Patent law in the United States provides a patent term adjustment (PTA) to compensate patent owners where there have been excessive patent office delays in prosecution of their patent applications. One type of delay for which a PTA compensates is where the USPTO fails to issue a patent within three years of the filing of the patent application. The USPTO calculates the number of days of accrued PTA and adds it to the basic patent term.
Where an examiner has issued a “final rejection” on an application, examination can be re-opened by submission of a Request for Continued Examination (RCE) and payment of a fee. There is a provision which restricts PTA in respect of delay in issuing a patent where an RCE has been filed. The patent office had interpreted this provision to mean that if more than three years had elapsed from the filing of the patent application, and a patent had not issued, the filing of RCE would stop any further accumulation of PTA.
In its decision in Exelixis, Inc. v. Kappos (No. 1:12cv96 (1 Nov. 2012)), the District Court for the Eastern District of Virginia has held that this interpretation was wrong, and that the filing of an RCE more than three years after the filing of the patent application does not stop the accumulation of PTA.

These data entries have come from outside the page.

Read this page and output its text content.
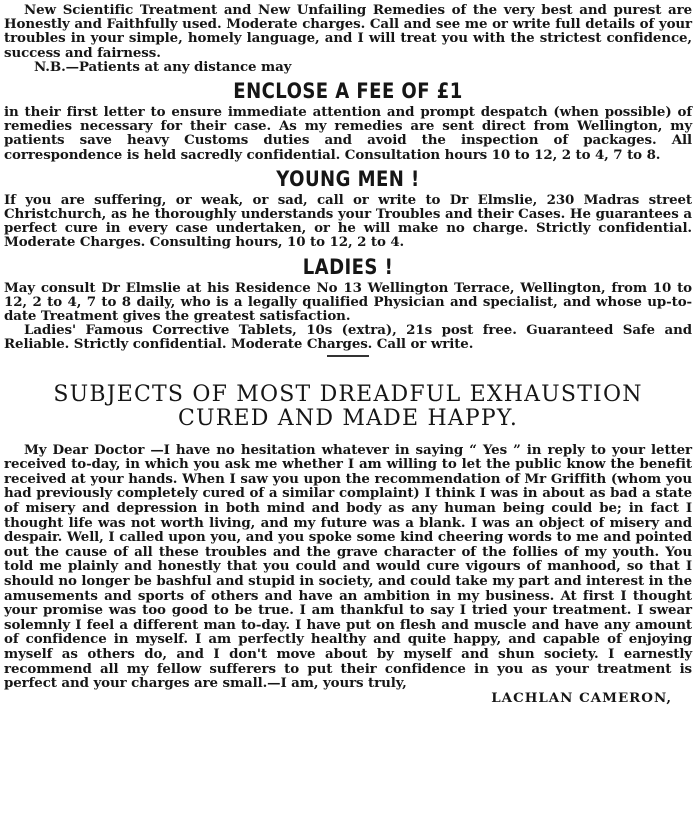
New Scientific Treatment and New Unfailing Remedies of the very best and purest are Honestly and Faithfully used. Moderate charges. Call and see me or write full details of your troubles in your simple, homely language, and I will treat you with the strictest confidence, success and fairness.

N.B.—Patients at any distance may

ENCLOSE A FEE OF £1

in their first letter to ensure immediate attention and prompt despatch (when possible) of remedies necessary for their case. As my remedies are sent direct from Wellington, my patients save heavy Customs duties and avoid the inspection of packages. All correspondence is held sacredly confidential. Consultation hours 10 to 12, 2 to 4, 7 to 8.

YOUNG MEN !

If you are suffering, or weak, or sad, call or write to Dr Elmslie, 230 Madras street Christchurch, as he thoroughly understands your Troubles and their Cases. He guarantees a perfect cure in every case undertaken, or he will make no charge. Strictly confidential. Moderate Charges. Consulting hours, 10 to 12, 2 to 4.

LADIES !

May consult Dr Elmslie at his Residence No 13 Wellington Terrace, Wellington, from 10 to 12, 2 to 4, 7 to 8 daily, who is a legally qualified Physician and specialist, and whose up-to-date Treatment gives the greatest satisfaction.

Ladies' Famous Corrective Tablets, 10s (extra), 21s post free. Guaranteed Safe and Reliable. Strictly confidential. Moderate Charges. Call or write.

SUBJECTS OF MOST DREADFUL EXHAUSTION
CURED AND MADE HAPPY.

My Dear Doctor —I have no hesitation whatever in saying “ Yes ” in reply to your letter received to-day, in which you ask me whether I am willing to let the public know the benefit received at your hands. When I saw you upon the recommendation of Mr Griffith (whom you had previously completely cured of a similar complaint) I think I was in about as bad a state of misery and depression in both mind and body as any human being could be; in fact I thought life was not worth living, and my future was a blank. I was an object of misery and despair. Well, I called upon you, and you spoke some kind cheering words to me and pointed out the cause of all these troubles and the grave character of the follies of my youth. You told me plainly and honestly that you could and would cure vigours of manhood, so that I should no longer be bashful and stupid in society, and could take my part and interest in the amusements and sports of others and have an ambition in my business. At first I thought your promise was too good to be true. I am thankful to say I tried your treatment. I swear solemnly I feel a different man to-day. I have put on flesh and muscle and have any amount of confidence in myself. I am perfectly healthy and quite happy, and capable of enjoying myself as others do, and I don't move about by myself and shun society. I earnestly recommend all my fellow sufferers to put their confidence in you as your treatment is perfect and your charges are small.—I am, yours truly,

LACHLAN CAMERON,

Owners of patents on which PTA has been undercalculated can seek correction of the PTA by filing a Request for Reconsideration and an associated fee with the USPTO within two (2) months from the date of issuance of the patent. Correction can also be sought via a civil court action (which would be considerably more expensive). Such an action must be commenced within 180 days of the issuance of the patent.
The finding in Exelixis has been applied by the District Court for the District of Columbia in Novartis AG v. Kappos (No.10-cv-1138 (15 Nov. 2012). The decisions could be the subject of an appeal by the USPTO.